Sporcuların psikolojisi ile ilgili bir röportaj serisi hazırlamak istediğimi söylediğimde M&F ekibi bu fikre bayıldı! Zira başarının ardındaki psikoloji daha önce üzerinde durulan bir konu olmadı; ve maalesef ki insanlar bir sporcunun psikolojini çok da merak etmiyor.
Mesela ben, Özge Kırdar Kinasts, 25 yıl profesyonel olarak voleybol oynadım. Aynı zamanda Olimpik sporcuyum ve dürüstçe söylemem gerekirse, bu sıfatları hiç de kolay kazanmadım. Çünkü her masalsı başarının ardında gizli bir savaş yatıyor; en zoru da fiziksel değil zihinsel savaştan galip gelebilmek.

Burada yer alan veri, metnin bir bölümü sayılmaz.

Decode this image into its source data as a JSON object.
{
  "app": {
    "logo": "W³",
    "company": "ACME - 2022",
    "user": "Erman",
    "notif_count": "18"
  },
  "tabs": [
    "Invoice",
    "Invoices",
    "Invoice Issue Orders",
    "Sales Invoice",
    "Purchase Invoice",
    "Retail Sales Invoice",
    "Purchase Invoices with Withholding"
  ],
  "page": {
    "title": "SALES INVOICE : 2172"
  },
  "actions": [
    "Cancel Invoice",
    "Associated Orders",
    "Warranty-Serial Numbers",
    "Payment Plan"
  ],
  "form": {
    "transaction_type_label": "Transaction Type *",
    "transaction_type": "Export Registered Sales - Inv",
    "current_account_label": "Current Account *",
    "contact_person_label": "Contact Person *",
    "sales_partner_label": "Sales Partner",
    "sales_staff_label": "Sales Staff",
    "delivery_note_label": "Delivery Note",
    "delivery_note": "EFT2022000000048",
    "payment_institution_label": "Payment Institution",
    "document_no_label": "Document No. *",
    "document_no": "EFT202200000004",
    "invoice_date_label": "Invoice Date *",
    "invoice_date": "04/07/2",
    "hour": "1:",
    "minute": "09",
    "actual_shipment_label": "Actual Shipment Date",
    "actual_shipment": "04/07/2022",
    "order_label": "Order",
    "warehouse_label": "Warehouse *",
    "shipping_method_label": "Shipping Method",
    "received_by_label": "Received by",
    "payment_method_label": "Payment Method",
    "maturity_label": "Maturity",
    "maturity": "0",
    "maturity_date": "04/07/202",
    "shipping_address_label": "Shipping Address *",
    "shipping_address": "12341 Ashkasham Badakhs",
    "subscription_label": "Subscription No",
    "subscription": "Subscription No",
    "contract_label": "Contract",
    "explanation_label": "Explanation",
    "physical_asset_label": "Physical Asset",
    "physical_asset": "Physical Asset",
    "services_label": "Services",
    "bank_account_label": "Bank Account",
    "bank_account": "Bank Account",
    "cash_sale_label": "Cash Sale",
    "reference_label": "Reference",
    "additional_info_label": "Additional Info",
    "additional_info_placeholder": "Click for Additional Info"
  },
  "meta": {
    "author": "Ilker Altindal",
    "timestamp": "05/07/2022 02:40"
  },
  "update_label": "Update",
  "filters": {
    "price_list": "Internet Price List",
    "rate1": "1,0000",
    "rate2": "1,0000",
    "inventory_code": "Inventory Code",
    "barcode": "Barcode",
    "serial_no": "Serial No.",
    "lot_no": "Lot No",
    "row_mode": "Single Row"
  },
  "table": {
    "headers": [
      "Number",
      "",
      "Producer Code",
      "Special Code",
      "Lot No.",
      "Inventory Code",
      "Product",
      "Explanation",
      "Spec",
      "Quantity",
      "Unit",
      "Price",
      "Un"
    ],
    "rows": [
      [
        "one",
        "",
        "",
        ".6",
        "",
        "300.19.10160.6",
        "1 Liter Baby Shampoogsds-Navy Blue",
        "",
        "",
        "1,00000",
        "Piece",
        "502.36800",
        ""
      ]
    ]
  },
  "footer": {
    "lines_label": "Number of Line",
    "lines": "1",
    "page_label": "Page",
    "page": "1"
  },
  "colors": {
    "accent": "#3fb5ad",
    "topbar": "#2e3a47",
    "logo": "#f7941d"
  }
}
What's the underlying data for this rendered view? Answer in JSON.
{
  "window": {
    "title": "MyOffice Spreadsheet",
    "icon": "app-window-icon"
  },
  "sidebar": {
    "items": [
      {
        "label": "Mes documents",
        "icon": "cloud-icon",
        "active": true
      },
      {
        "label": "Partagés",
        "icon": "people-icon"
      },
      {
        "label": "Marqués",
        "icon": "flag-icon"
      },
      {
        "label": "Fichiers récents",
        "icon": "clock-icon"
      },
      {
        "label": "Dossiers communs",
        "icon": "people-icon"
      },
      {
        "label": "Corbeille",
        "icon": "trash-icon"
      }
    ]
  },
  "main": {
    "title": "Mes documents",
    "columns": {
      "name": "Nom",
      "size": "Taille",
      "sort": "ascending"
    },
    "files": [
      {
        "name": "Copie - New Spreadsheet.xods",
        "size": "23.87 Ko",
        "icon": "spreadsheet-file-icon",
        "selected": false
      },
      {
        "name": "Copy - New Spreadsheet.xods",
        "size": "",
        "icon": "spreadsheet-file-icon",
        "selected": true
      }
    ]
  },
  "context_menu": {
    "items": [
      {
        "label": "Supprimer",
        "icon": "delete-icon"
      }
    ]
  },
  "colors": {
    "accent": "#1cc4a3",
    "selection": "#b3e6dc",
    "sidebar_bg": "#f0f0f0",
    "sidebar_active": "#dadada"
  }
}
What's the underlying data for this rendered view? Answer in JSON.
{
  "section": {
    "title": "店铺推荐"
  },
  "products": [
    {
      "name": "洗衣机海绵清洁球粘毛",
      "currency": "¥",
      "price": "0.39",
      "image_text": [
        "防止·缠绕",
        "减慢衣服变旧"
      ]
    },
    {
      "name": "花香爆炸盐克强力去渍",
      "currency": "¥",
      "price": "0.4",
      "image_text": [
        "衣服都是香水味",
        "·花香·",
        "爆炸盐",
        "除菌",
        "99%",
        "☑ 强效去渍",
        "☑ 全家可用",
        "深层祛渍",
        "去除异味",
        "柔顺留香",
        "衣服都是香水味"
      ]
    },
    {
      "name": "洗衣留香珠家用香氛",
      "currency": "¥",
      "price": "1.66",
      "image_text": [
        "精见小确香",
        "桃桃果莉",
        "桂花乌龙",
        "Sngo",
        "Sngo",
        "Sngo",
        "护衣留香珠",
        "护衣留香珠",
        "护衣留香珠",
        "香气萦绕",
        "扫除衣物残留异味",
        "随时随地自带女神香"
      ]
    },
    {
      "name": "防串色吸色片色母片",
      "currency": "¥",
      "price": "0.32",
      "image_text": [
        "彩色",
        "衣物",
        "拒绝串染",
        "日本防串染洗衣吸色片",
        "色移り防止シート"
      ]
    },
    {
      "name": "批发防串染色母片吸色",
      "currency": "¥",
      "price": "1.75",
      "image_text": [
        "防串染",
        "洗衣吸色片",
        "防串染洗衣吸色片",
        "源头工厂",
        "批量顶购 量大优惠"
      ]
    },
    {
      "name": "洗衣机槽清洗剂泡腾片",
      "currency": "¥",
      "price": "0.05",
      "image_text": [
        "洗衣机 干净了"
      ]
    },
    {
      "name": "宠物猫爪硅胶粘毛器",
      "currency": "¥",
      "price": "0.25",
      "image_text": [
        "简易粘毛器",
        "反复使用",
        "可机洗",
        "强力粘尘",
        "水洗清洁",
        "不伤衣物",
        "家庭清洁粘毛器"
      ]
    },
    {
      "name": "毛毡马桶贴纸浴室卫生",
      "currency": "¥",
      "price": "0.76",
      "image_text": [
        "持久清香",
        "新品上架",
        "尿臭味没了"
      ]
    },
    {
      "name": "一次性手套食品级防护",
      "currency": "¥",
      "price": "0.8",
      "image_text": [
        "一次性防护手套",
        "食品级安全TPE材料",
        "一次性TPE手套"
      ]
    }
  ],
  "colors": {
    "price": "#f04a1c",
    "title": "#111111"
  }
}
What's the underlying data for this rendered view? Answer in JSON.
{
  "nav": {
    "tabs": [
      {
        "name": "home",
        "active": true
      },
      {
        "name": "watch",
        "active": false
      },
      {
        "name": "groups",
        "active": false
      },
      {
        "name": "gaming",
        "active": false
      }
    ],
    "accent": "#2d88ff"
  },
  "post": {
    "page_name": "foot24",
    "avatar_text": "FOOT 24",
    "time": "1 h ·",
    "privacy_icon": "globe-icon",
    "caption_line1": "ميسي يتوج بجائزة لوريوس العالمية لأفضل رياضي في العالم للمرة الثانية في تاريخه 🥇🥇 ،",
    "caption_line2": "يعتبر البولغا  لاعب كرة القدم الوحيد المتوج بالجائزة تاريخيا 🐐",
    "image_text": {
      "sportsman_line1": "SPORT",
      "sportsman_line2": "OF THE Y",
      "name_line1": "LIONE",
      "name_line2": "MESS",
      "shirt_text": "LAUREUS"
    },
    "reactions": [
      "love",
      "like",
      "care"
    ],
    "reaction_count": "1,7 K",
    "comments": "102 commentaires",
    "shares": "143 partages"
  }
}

Bu seride röportaj yapacağım sporculara 8 adet soru soracak ve sorulara en içten cevapları vermelerini isteyeceğim. Bu serinin hayalini kurarken Muscle&Fitness ile birlikte amacımız, her sporcunun ne kadar farklı karakterler olduğunu göstererek hem bu karakterleri etkileyen psikolojilerini hem de siz destekçilerinin onları daha iyi anlamalarını hedeflemek oldu.
İlk konuğum ise Elke Lale van Achterberg. Türkiye Tekerlekli Sandalye Eskrim Milli Takım Sporcusu. 2021 Tokyo Paralimpik Oyunları’nda altın madalya kazanmak onun tek hedefi.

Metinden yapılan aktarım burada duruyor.